Tres lujosos Mercedes AMG aparcaron en la constructora Echandía Asociados, propiedad de Darío Echandía, el padrino de Helena, y los hombres que los conducían fueron recibidos por dos jóvenes secretarias que parecían competir por el cabello más rizado, el perfume más costoso y por la que llevase la falda más alta sin pasar por vulgar. 

—¿Cómo podemos colaborarles, caballeros? —preguntó la secretaria de cabello rubio cuando vio salir del ascensor a los tres empresarios.

—Buscamos a Darío —contestó quien parecía guiar a sus otros dos compañeros, un hombre alto, de tez morena y cuerpo robusto—. Mi nombre es Diomedes Peña. 

—Lo lamento, señores, pero el señor Darío no se encuentra —dijo la secretaria de cabello castaño.

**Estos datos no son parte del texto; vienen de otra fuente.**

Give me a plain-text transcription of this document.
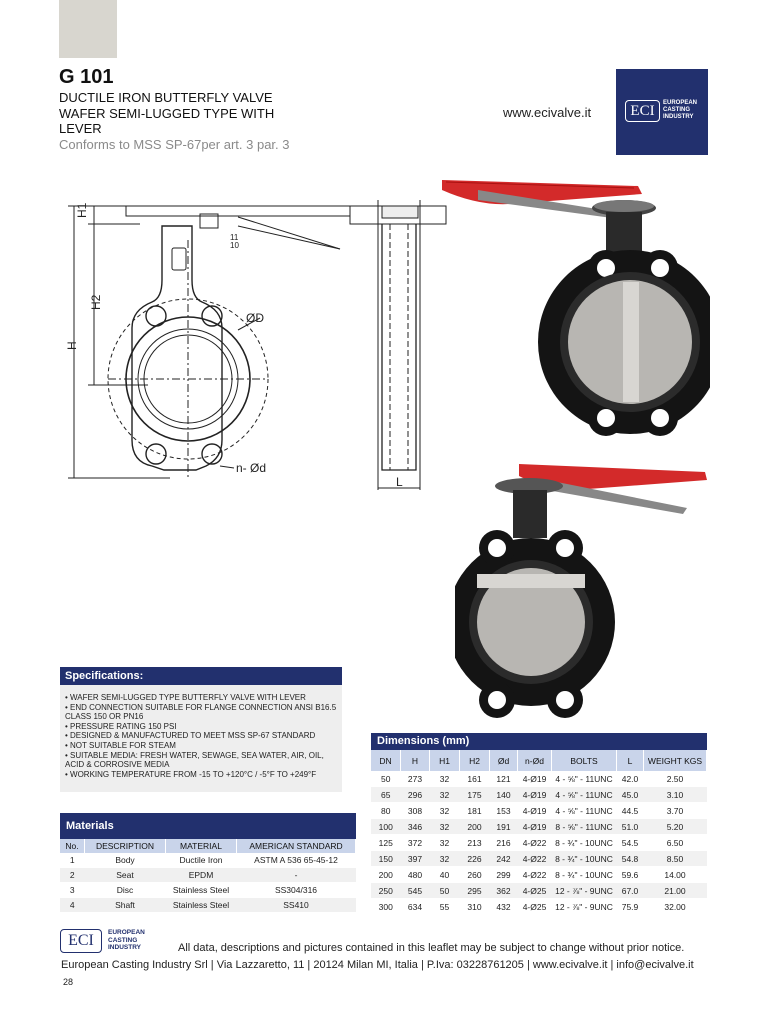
G 101
DUCTILE IRON BUTTERFLY VALVE
WAFER SEMI-LUGGED TYPE WITH
LEVER
Conforms to MSS SP-67per art. 3 par. 3
www.ecivalve.it	ECI	EUROPEAN
CASTING
INDUSTRY
H1
H2
H
ØD
n- Ød
L
11
10
Specifications:
• WAFER SEMI-LUGGED TYPE BUTTERFLY VALVE WITH LEVER
• END CONNECTION SUITABLE FOR FLANGE CONNECTION ANSI B16.5 CLASS 150 OR PN16
• PRESSURE RATING 150 PSI
• DESIGNED & MANUFACTURED TO MEET MSS SP-67 STANDARD
• NOT SUITABLE FOR STEAM
• SUITABLE MEDIA: FRESH WATER, SEWAGE, SEA WATER, AIR, OIL, ACID & CORROSIVE MEDIA
• WORKING TEMPERATURE FROM -15 TO +120°C / -5°F TO +249°F
Materials
No.	DESCRIPTION	MATERIAL	AMERICAN STANDARD
1	Body	Ductile Iron	ASTM A 536 65-45-12
2	Seat	EPDM	-
3	Disc	Stainless Steel	SS304/316
4	Shaft	Stainless Steel	SS410
Dimensions (mm)
DN	H	H1	H2	Ød	n-Ød	BOLTS	L	WEIGHT KGS
50	273	32	161	121	4-Ø19	4 - ⅝" - 11UNC	42.0	2.50
65	296	32	175	140	4-Ø19	4 - ⅝" - 11UNC	45.0	3.10
80	308	32	181	153	4-Ø19	4 - ⅝" - 11UNC	44.5	3.70
100	346	32	200	191	4-Ø19	8 - ⅝" - 11UNC	51.0	5.20
125	372	32	213	216	4-Ø22	8 - ¾" - 10UNC	54.5	6.50
150	397	32	226	242	4-Ø22	8 - ¾" - 10UNC	54.8	8.50
200	480	40	260	299	4-Ø22	8 - ¾" - 10UNC	59.6	14.00
250	545	50	295	362	4-Ø25	12 - ⅞" - 9UNC	67.0	21.00
300	634	55	310	432	4-Ø25	12 - ⅞" - 9UNC	75.9	32.00
ECI	EUROPEAN
CASTING
INDUSTRY	All data, descriptions and pictures contained in this leaflet may be subject to change without prior notice.
European Casting Industry Srl | Via Lazzaretto, 11 | 20124 Milan MI, Italia | P.Iva: 03228761205 | www.ecivalve.it | info@ecivalve.it
28
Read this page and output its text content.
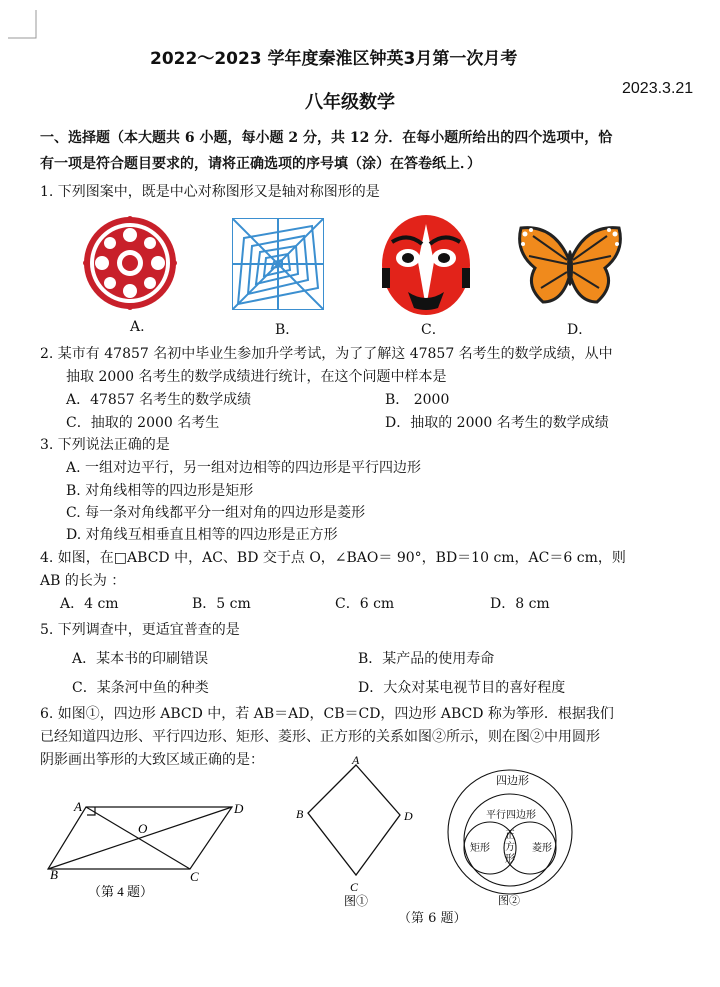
2022～2023 学年度秦淮区钟英3月第一次月考
八年级数学
2023.3.21
一、选择题（本大题共 6 小题，每小题 2 分，共 12 分．在每小题所给出的四个选项中，恰
有一项是符合题目要求的，请将正确选项的序号填（涂）在答卷纸上．）
1. 下列图案中，既是中心对称图形又是轴对称图形的是
A.	B．	C．	D．
2. 某市有 47857 名初中毕业生参加升学考试，为了了解这 47857 名考生的数学成绩，从中
抽取 2000 名考生的数学成绩进行统计，在这个问题中样本是
A．47857 名考生的数学成绩	B． 2000
C．抽取的 2000 名考生	D．抽取的 2000 名考生的数学成绩
3. 下列说法正确的是
A. 一组对边平行，另一组对边相等的四边形是平行四边形
B. 对角线相等的四边形是矩形
C. 每一条对角线都平分一组对角的四边形是菱形
D. 对角线互相垂直且相等的四边形是正方形
4. 如图，在□ABCD 中，AC、BD 交于点 O，∠BAO＝ 90°，BD＝10 cm，AC＝6 cm，则
AB 的长为 ：
A．4 cm	B．5 cm	C．6 cm	D．8 cm
5. 下列调查中，更适宜普查的是
A．某本书的印刷错误	B．某产品的使用寿命
C．某条河中鱼的种类	D．大众对某电视节目的喜好程度
6. 如图①，四边形 ABCD 中，若 AB＝AD，CB＝CD，四边形 ABCD 称为筝形．根据我们
已经知道四边形、平行四边形、矩形、菱形、正方形的关系如图②所示，则在图②中用圆形
阴影画出筝形的大致区域正确的是：
A	D
B	C
O
（第 4 题）
A
B	D
C
图①
四边形
平行四边形
矩形	菱形
正
方
形
图②
（第 6 题）
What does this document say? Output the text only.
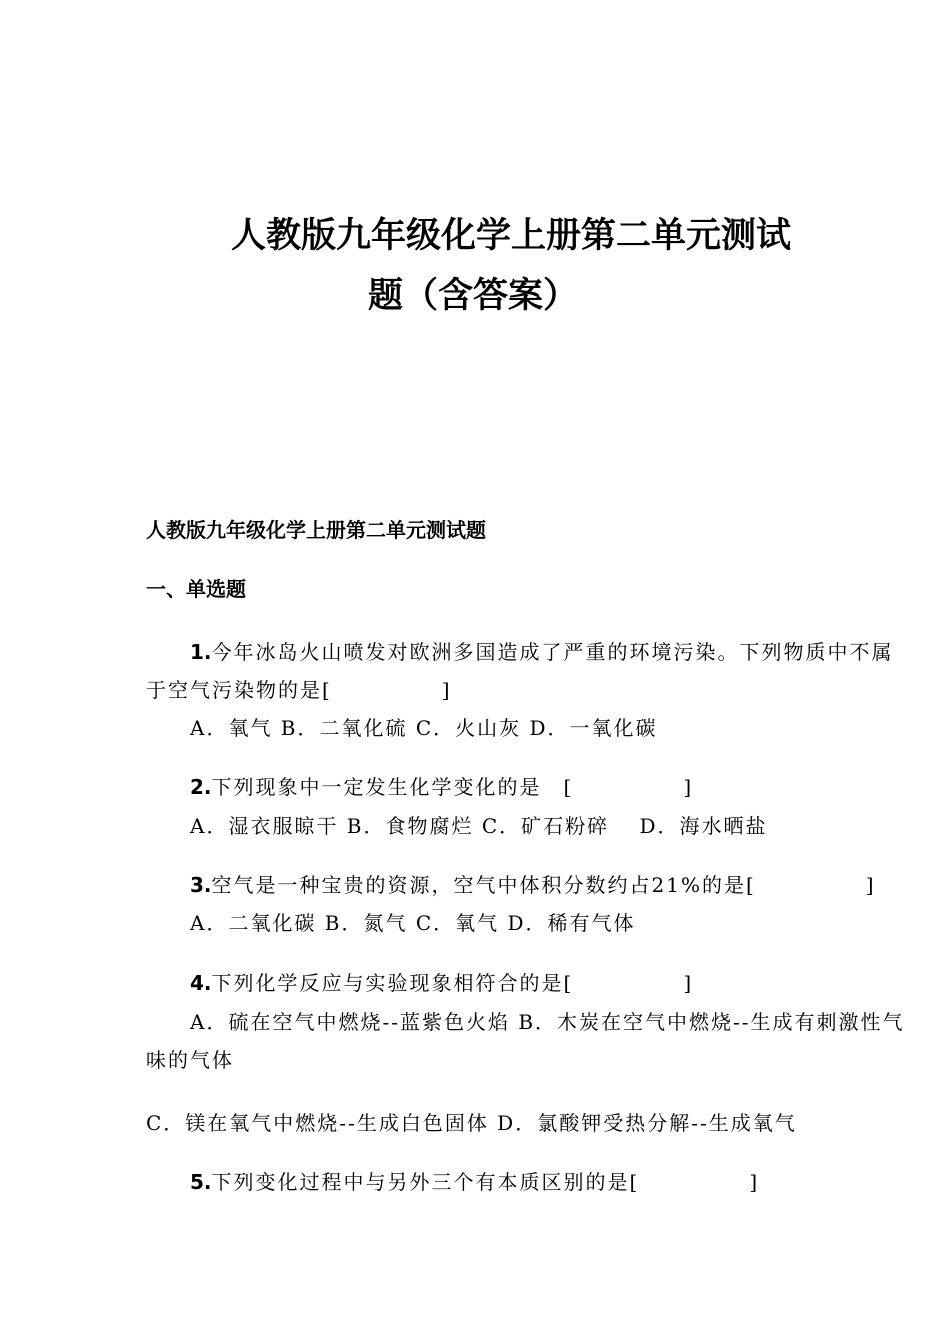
人教版九年级化学上册第二单元测试
题（含答案）
人教版九年级化学上册第二单元测试题
一、单选题
1.今年冰岛火山喷发对欧洲多国造成了严重的环境污染。下列物质中不属
于空气污染物的是[　　　　　]
A．氧气 B．二氧化硫 C．火山灰 D．一氧化碳
2.下列现象中一定发生化学变化的是　[　　　　　]
A．湿衣服晾干 B．食物腐烂 C．矿石粉碎　 D．海水晒盐
3.空气是一种宝贵的资源，空气中体积分数约占21%的是[　　　　　]
A．二氧化碳 B．氮气 C．氧气 D．稀有气体
4.下列化学反应与实验现象相符合的是[　　　　　]
A．硫在空气中燃烧--蓝紫色火焰 B．木炭在空气中燃烧--生成有刺激性气
味的气体
C．镁在氧气中燃烧--生成白色固体 D．氯酸钾受热分解--生成氧气
5.下列变化过程中与另外三个有本质区别的是[　　　　　]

—¿Puedes llamarlo, primor? —dijo el segundo de los empresarios que salieron del ascensor, Mauricio Menón, la comidilla de la prensa y los influencers en las últimas cuarenta horas.

Las secretarias intercambiaron una rápida mirada que no pasó desapercibida para Diomedes, no así a sus compañeros, que estaban más atentos en el amplio escote de las dos jóvenes. 

—Don Darío se encuentra indispuesto, creo que de gravedad —dijo la rubia—. Hace unas horas fue internado en un hospital. 

—¿Ah, sí? —dijo Diomedes— ¿Saben qué le ha ocurrido?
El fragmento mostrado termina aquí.